According to results published in the British journal The Lancet, scientists concluded that a range of 79 health dangers contributed to 30.8 million deaths in 2013 – 5.7 million more than in 1990, even when population growth and ageing were taken into account.
“To put it in plain English, we are behaving badly,” study co-author Ali Mokdad of the University of Washington said. “I mean, we know very well that smoking kills and that blood pressure is another killer,” he said.
“Nobody risks not changing the oil in their car, but nobody pays the same attention to their own body.”
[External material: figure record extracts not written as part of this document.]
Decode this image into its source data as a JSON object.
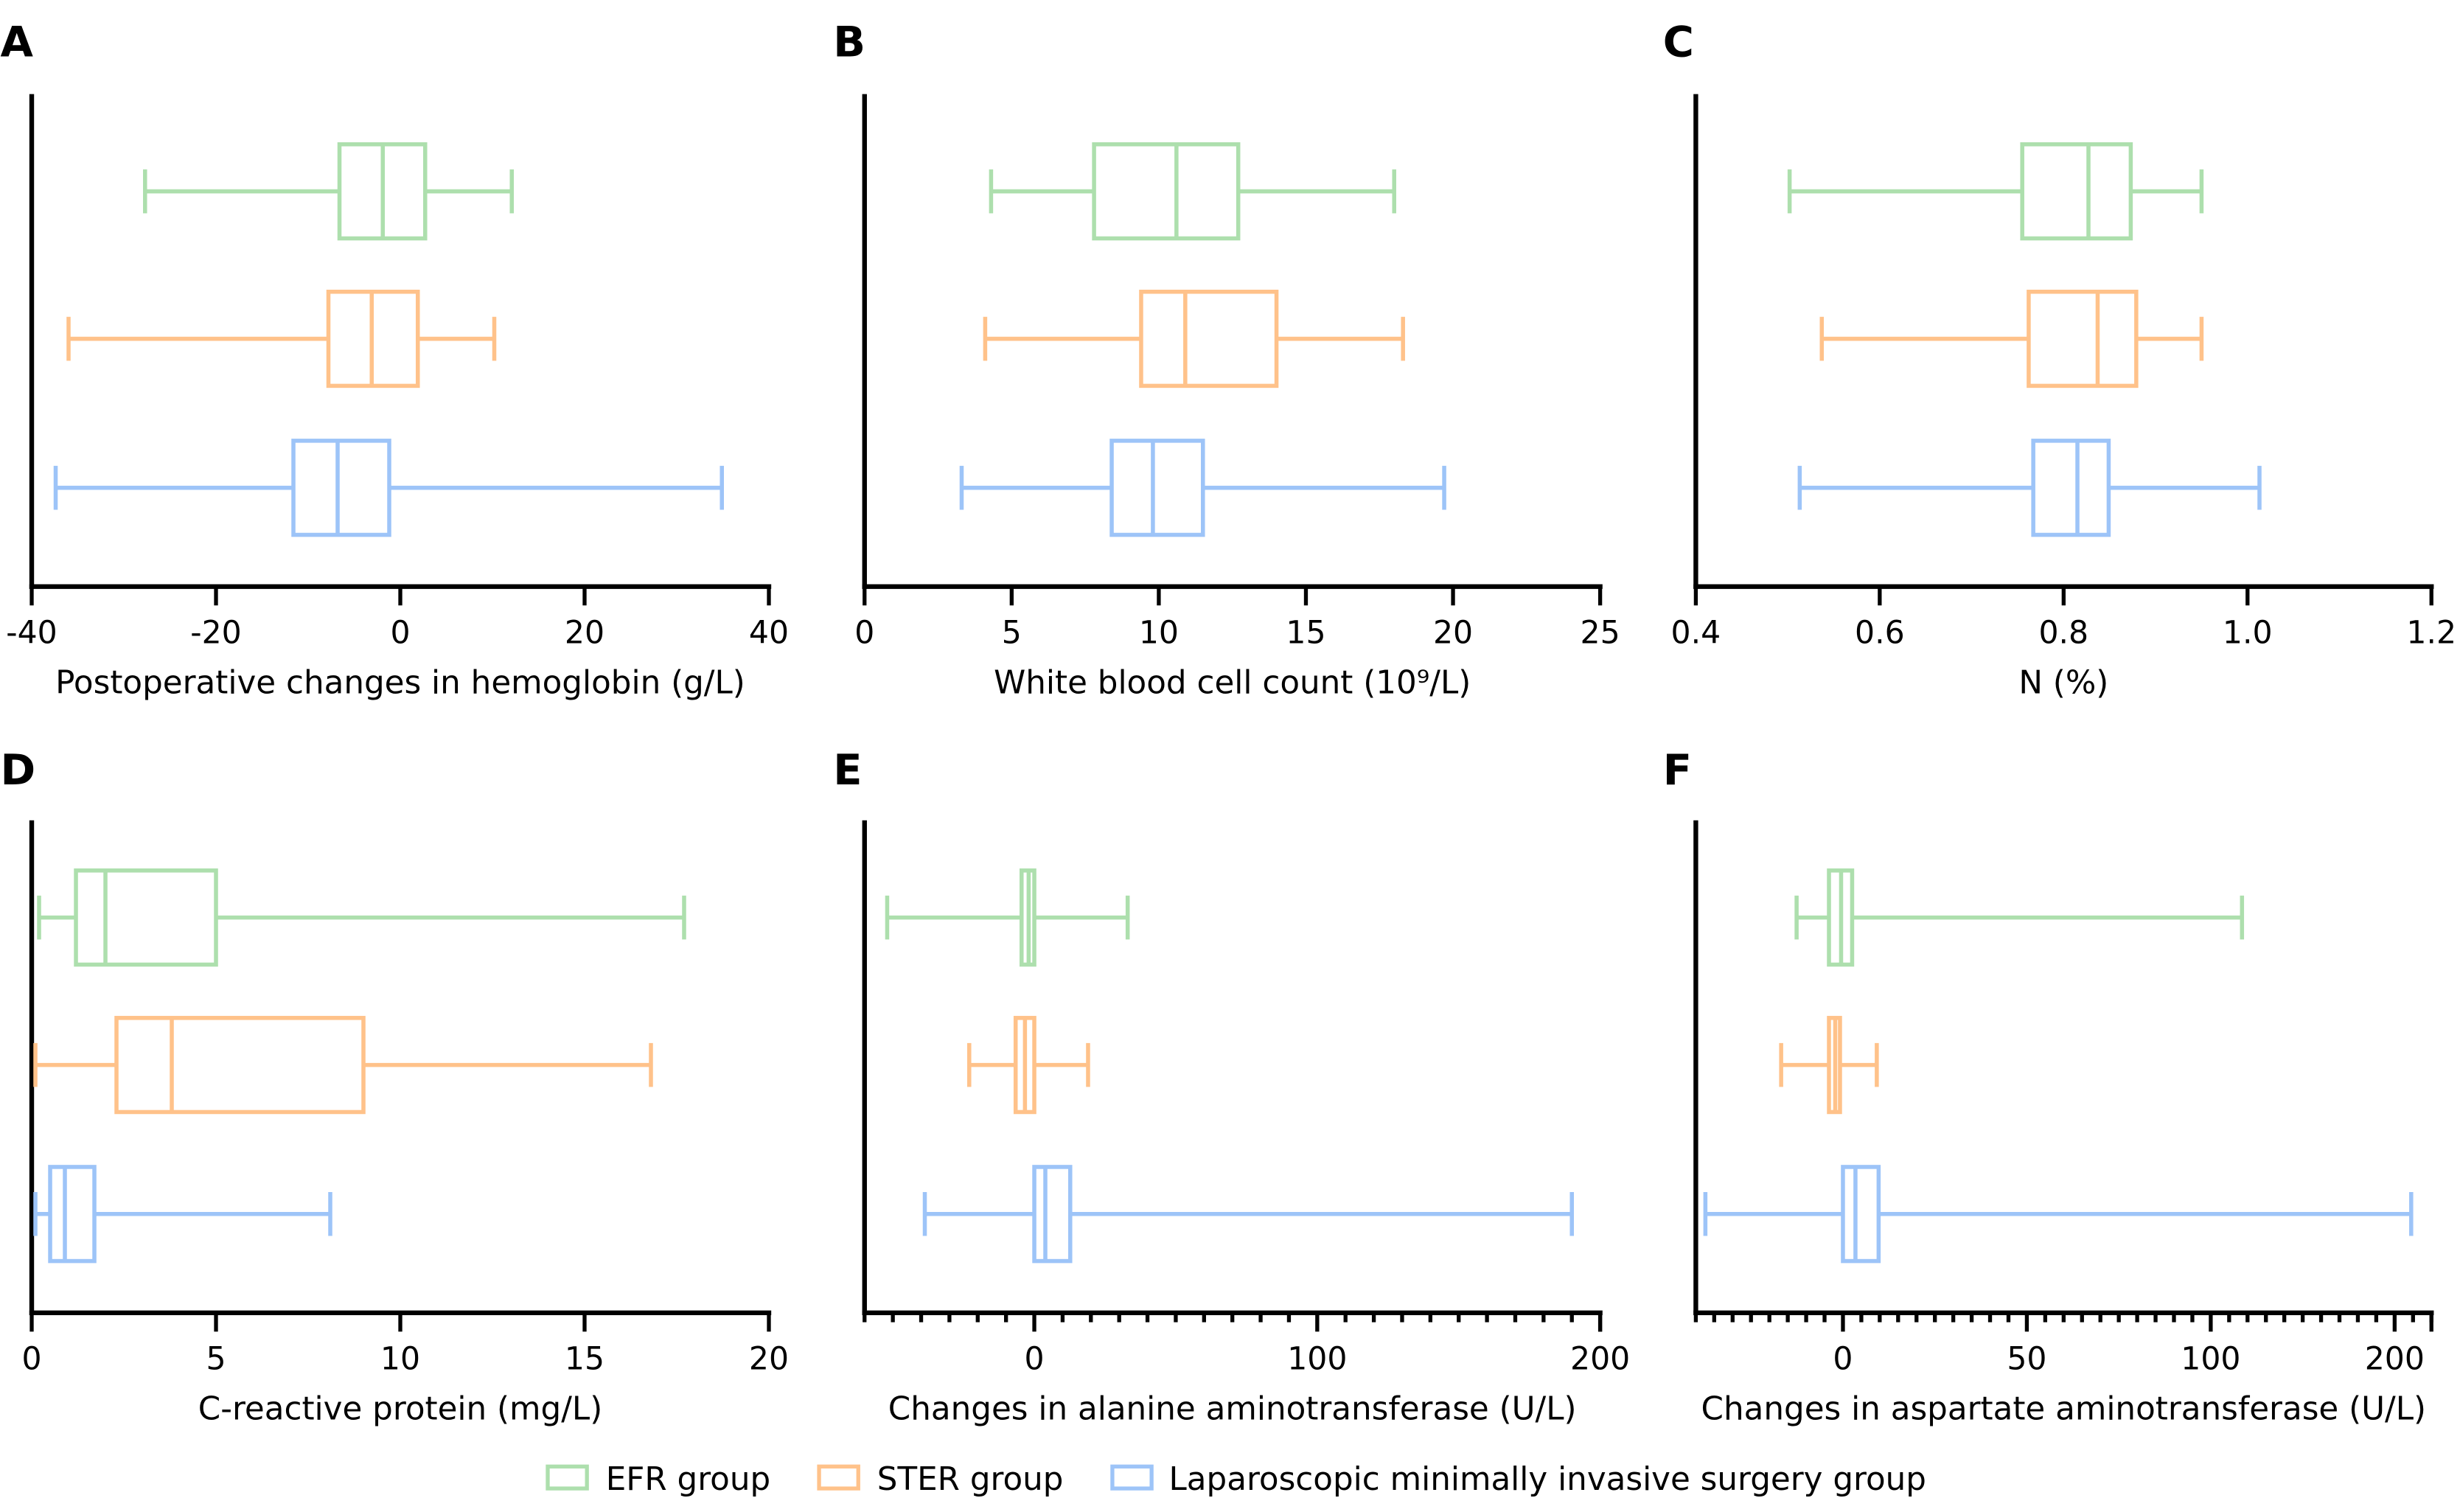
{
  "colors": {
    "EFR": "#addfad",
    "STER": "#ffc28a",
    "LAP": "#9dc4f8",
    "axis": "#000000"
  },
  "legend": [
    {
      "key": "EFR",
      "label": "EFR group"
    },
    {
      "key": "STER",
      "label": "STER group"
    },
    {
      "key": "LAP",
      "label": "Laparoscopic minimally invasive surgery group"
    }
  ],
  "legend_placement": "bottom-center",
  "chart_data": [
    {
      "type": "box",
      "orientation": "horizontal",
      "panel": "A",
      "xlabel": "Postoperative changes in hemoglobin (g/L)",
      "xlim": [
        -40,
        40
      ],
      "ticks": [
        -40,
        -20,
        0,
        20,
        40
      ],
      "tick_labels": [
        "-40",
        "-20",
        "0",
        "20",
        "40"
      ],
      "minor_step": null,
      "groups": [
        {
          "key": "EFR",
          "min": -27.7,
          "q1": -6.6,
          "median": -1.9,
          "q3": 2.7,
          "max": 12.1
        },
        {
          "key": "STER",
          "min": -36,
          "q1": -7.8,
          "median": -3.1,
          "q3": 1.9,
          "max": 10.2
        },
        {
          "key": "LAP",
          "min": -37.4,
          "q1": -11.6,
          "median": -6.8,
          "q3": -1.2,
          "max": 34.9
        }
      ]
    },
    {
      "type": "box",
      "orientation": "horizontal",
      "panel": "B",
      "xlabel": "White blood cell count (10⁹/L)",
      "xlim": [
        0,
        25
      ],
      "ticks": [
        0,
        5,
        10,
        15,
        20,
        25
      ],
      "tick_labels": [
        "0",
        "5",
        "10",
        "15",
        "20",
        "25"
      ],
      "minor_step": null,
      "groups": [
        {
          "key": "EFR",
          "min": 4.3,
          "q1": 7.8,
          "median": 10.6,
          "q3": 12.7,
          "max": 18.0
        },
        {
          "key": "STER",
          "min": 4.1,
          "q1": 9.4,
          "median": 10.9,
          "q3": 14.0,
          "max": 18.3
        },
        {
          "key": "LAP",
          "min": 3.3,
          "q1": 8.4,
          "median": 9.8,
          "q3": 11.5,
          "max": 19.7
        }
      ]
    },
    {
      "type": "box",
      "orientation": "horizontal",
      "panel": "C",
      "xlabel": "N (%)",
      "xlim": [
        0.4,
        1.2
      ],
      "ticks": [
        0.4,
        0.6,
        0.8,
        1.0,
        1.2
      ],
      "tick_labels": [
        "0.4",
        "0.6",
        "0.8",
        "1.0",
        "1.2"
      ],
      "minor_step": null,
      "groups": [
        {
          "key": "EFR",
          "min": 0.502,
          "q1": 0.755,
          "median": 0.827,
          "q3": 0.873,
          "max": 0.95
        },
        {
          "key": "STER",
          "min": 0.537,
          "q1": 0.762,
          "median": 0.837,
          "q3": 0.879,
          "max": 0.95
        },
        {
          "key": "LAP",
          "min": 0.513,
          "q1": 0.767,
          "median": 0.815,
          "q3": 0.849,
          "max": 1.013
        }
      ]
    },
    {
      "type": "box",
      "orientation": "horizontal",
      "panel": "D",
      "xlabel": "C-reactive protein (mg/L)",
      "xlim": [
        0,
        20
      ],
      "ticks": [
        0,
        5,
        10,
        15,
        20
      ],
      "tick_labels": [
        "0",
        "5",
        "10",
        "15",
        "20"
      ],
      "minor_step": null,
      "groups": [
        {
          "key": "EFR",
          "min": 0.2,
          "q1": 1.2,
          "median": 2.0,
          "q3": 5.0,
          "max": 17.7
        },
        {
          "key": "STER",
          "min": 0.1,
          "q1": 2.3,
          "median": 3.8,
          "q3": 9.0,
          "max": 16.8
        },
        {
          "key": "LAP",
          "min": 0.1,
          "q1": 0.5,
          "median": 0.9,
          "q3": 1.7,
          "max": 8.1
        }
      ]
    },
    {
      "type": "box",
      "orientation": "horizontal",
      "panel": "E",
      "xlabel": "Changes in alanine aminotransferase (U/L)",
      "xlim": [
        -60,
        200
      ],
      "ticks": [
        0,
        100,
        200
      ],
      "tick_labels": [
        "0",
        "100",
        "200"
      ],
      "minor_step": 10,
      "groups": [
        {
          "key": "EFR",
          "min": -52,
          "q1": -4.5,
          "median": -2,
          "q3": 0,
          "max": 33
        },
        {
          "key": "STER",
          "min": -23,
          "q1": -6.6,
          "median": -3.3,
          "q3": 0,
          "max": 19
        },
        {
          "key": "LAP",
          "min": -38.7,
          "q1": 0,
          "median": 3.9,
          "q3": 12.7,
          "max": 190
        }
      ]
    },
    {
      "type": "box",
      "orientation": "horizontal",
      "panel": "F",
      "xlabel": "Changes in aspartate aminotransferase (U/L)",
      "xlim": [
        -40,
        220
      ],
      "ticks": [
        0,
        50,
        100,
        200
      ],
      "tick_labels": [
        "0",
        "50",
        "100",
        "200"
      ],
      "minor_step": 5,
      "axis_break_after": 100,
      "minor_step_after_break": 10,
      "groups": [
        {
          "key": "EFR",
          "min": -12.6,
          "q1": -3.8,
          "median": -0.5,
          "q3": 2.5,
          "max": 117
        },
        {
          "key": "STER",
          "min": -16.8,
          "q1": -3.8,
          "median": -2.1,
          "q3": -0.8,
          "max": 9.2
        },
        {
          "key": "LAP",
          "min": -37.4,
          "q1": 0,
          "median": 3.4,
          "q3": 9.7,
          "max": 209
        }
      ]
    }
  ]
}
Since 1990, the most dangerous factors have changed significantly, shifting from causes rooted in privation to those stemming from excess. High blood pressure – which is easily diagnosed and readily treated – was the top risk in 2013, contributing to 10.4 million deaths in the 188 countries studied.
After blood pressure, the top four risk factors driving the 22.7% jump in deaths were smoking, a person’s height and weight, high blood sugar levels and a diet high in sodium. The results were based on a wide range of data, including World Health Organisation and World Bank reports. Since 1990, the most dangerous factors have changed significantly, shifting from causes rooted in privation to those stemming from these kinds of excess.
The deadliest group of factors were all tied to how people eat. Diets high in red meat and sugary drinks and low in fruits and vegetables accounted for 21% of deaths in 2013. At the same time, child undernutrition and unsafe water, for example, were no longer among the top 10 deadliest risks.
However, a lack of sufficient food still contributed to the deaths of 1.3 million children in 2013.